The first phase, borrowed in part from Argentina's Austral Plan, attacked inflation by freezing prices and wages after substantial increases had been awarded to workers who earn the least. Despite some shortages of such basic goods as potatoes and chicken, inflation fell dramatically, from 100% on an annual basis to around 30%, Garcia says proudly.
Juan Francisco Raffo, managing director of Peru's largest private bank, said: "The positive effects of the first phase were overwhelming, although business thought they were inadequate."
On a blackboard beside his desk, Garcia portrays Peru as a pyramid with a broad base and a narrow top. At the top, the richest 25% of Peruvians share 85% of the national income. The next 55%, mostly the urban poor, share 14%.
Cut Interest Rates
"We want to squash the pyramid," he said. "In the first stage, I estimate we have transferred 6% from the top to the next lowest segment. The next stage should transfer another 5%."
So far, besides his effort to stimulate economic growth from increased demand by ordering a raise for the country's lowest-paid workers, Garcia has reduced real interest rates and has maintained a constant exchange rate. Further, he has slashed sales taxes and other business taxes as well as tariffs for government-provided business essentials such as diesel fuel and electricity.
When a visitor asked if the sum of his package was not in fact supply-side economics with a populist twist, Garcia smiled and replied with one of his few words of English: "Yes."

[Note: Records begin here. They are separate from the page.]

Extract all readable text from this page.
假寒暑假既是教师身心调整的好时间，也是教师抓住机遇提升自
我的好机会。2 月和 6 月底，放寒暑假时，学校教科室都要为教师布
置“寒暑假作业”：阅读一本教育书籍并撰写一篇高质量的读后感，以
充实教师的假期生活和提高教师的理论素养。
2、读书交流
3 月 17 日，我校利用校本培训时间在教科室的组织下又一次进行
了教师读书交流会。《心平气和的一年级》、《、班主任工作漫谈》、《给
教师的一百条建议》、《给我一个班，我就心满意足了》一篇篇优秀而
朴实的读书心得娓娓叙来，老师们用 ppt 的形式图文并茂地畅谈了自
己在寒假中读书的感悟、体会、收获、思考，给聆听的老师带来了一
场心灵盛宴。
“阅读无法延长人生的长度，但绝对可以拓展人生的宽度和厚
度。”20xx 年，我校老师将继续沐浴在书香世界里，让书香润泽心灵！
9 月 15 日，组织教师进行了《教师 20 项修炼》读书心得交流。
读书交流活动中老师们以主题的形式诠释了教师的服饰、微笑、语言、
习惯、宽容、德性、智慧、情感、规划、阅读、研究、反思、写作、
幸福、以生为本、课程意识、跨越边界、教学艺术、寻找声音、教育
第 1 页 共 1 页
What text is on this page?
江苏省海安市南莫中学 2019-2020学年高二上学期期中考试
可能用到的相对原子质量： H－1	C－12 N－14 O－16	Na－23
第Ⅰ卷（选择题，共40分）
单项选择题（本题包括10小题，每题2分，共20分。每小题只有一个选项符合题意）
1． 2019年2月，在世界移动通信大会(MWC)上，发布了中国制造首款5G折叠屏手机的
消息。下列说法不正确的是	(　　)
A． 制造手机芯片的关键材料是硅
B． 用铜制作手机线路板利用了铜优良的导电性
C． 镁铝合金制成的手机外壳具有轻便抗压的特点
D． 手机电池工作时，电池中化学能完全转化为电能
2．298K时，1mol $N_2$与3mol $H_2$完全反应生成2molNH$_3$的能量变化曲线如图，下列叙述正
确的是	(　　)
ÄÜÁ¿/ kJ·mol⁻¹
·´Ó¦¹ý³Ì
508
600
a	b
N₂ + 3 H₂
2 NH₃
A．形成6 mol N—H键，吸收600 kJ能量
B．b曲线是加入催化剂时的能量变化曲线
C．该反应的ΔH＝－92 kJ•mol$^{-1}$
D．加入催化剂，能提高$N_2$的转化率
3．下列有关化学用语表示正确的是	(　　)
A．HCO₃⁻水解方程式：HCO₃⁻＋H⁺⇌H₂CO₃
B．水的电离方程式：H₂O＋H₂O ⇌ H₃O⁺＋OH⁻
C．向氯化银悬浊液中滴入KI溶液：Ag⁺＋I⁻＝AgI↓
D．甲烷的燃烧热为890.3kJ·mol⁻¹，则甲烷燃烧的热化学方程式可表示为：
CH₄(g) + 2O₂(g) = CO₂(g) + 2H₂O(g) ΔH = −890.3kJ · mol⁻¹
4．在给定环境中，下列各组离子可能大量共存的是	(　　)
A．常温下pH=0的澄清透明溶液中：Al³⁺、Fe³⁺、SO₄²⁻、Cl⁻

In addition to the structural reforms, Garcia hopes to create as many as 40,000 jobs with labor-intensive construction of a $300-million rapid transit system to ease congestion in this capital of 6 million people.
Some private economists forecast that the government budget deficit will increase to about 9% of the gross national product as a result of the tax cuts and that excess liquidity created by Garcianomics will again stoke high inflation by year-end. Garcia insists that neither will happen, arguing that as domestic production grows to meet increased demand, so will government revenue.
One political benefit of Garcia's performance so far is that he has undercut an alliance of Marxist political parties that is his strongest internal opposition. In percentage terms, only half as many people who actually voted for Garcia's Marxist opponent in last year's presidential election now acknowledge having done so. Garcia got about half the vote in that multiparty race, but a poll has found that fully two-thirds now recall having voted for him.
Indeed, the only sector of Peruvian society that Garcia's charisma has not charmed at least to a draw is the violent left. Guerrilla activity led Garcia to order a military-enforced state of emergency in the Lima area last month, another measure that won him points in a city notorious for its lawlessness.
Garcia is not apt to squander his domestic gains by seeking peace with his self-declared foreign enemies. Neither, on the other hand, would he advertise that Peru is in fact paying more than the 10% limit he has so stridently defended.
Private Debt Payments
Payments are being made on only a third of the interest due on the $12-billion public debt, but payments on $2 billion in private debts are up to date, and some government enterprises are meeting their payments without objection from Garcia.
The sum will put payments well above the 10% level in 1986, Peruvian economists and foreign bankers agree.
As the April IMF cutoff approaches, Garcia is also curbing his rhetoric. He still exuberantly tosses off outrageous one-liners but no longer enjoys seeing them in print.
"Quote anything I said except the real spicy stuff," he cautioned one recent visitor.